If you download the wallet from a few different locations and come up with the exact same checksum, chances are extremely, extremely unlikely that your session got hijacked by someone with the ability to inject a valid TLS certificate just for you.
Remember "they" can't see which download you're requesting from GitHub, as it's TLS-secured, so "they"'d have to MiTM *ALL* of the connections to github.com (obviously not going to happen as by then it's pretty much guaranteed the attack will be detected).
If *you* get targeted, then simply put, there is no way that if you do this from 3 different locations that it can be correlated and traced back to you.
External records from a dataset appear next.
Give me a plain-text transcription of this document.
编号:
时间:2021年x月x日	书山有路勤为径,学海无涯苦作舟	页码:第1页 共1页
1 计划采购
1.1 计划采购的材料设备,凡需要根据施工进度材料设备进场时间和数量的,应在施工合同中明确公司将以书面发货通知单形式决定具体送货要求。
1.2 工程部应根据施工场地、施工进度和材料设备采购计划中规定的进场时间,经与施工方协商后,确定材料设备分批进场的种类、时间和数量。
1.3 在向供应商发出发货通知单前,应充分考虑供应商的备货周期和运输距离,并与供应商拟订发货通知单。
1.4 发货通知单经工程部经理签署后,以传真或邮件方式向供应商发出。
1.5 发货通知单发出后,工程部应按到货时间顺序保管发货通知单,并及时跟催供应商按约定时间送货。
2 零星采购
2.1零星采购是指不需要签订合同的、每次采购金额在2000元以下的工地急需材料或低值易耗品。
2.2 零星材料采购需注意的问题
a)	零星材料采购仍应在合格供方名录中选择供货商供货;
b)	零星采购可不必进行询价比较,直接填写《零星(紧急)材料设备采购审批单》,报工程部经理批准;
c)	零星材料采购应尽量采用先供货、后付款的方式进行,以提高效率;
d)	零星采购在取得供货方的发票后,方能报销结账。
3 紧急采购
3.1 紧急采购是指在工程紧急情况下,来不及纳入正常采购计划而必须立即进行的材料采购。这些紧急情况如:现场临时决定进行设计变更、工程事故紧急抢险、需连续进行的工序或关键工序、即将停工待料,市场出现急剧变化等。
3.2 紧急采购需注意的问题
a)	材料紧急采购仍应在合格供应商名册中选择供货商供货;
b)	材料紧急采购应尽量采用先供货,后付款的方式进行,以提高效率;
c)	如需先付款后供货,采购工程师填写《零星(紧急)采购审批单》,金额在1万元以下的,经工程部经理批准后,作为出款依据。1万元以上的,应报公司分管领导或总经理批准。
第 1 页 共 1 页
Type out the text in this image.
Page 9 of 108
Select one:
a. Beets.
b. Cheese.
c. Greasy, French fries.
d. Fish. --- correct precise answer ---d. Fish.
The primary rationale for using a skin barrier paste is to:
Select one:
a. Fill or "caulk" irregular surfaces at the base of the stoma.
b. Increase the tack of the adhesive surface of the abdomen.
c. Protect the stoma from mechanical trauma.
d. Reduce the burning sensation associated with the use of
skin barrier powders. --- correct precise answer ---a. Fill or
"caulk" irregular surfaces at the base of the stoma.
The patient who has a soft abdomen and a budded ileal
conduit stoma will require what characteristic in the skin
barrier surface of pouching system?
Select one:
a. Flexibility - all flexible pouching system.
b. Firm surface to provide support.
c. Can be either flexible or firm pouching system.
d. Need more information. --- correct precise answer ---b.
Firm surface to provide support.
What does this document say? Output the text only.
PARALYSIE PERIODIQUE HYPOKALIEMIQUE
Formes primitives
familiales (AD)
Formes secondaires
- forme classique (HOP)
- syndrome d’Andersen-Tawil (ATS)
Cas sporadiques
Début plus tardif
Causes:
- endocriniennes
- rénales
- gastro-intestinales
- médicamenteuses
If you worry at that level, then you ought to worry that whoever put the binaries on GitHub has been compromised without their knowledge, and the public software available for download is actually trojaned -- this is FAR more likely than your connection being mitm'd 3 times, yielding the same trojaned binary all 3 times, from 3 different locations, indicating that there's actually a country-wide attack against github.com going on (remember, without access to the private key for the TLS certificate for github.com, network observers can't actually tell what you're doing over github.com)
You could also try compiling the software yourself, at least on certain distros of Linux it's not a big thing, if you can follow (simple) technical instructions.
If you're so worried about this stuff, then I hope you have a great plan for storing your wallet seed and how to securely have a thousands-of-characters random password in place!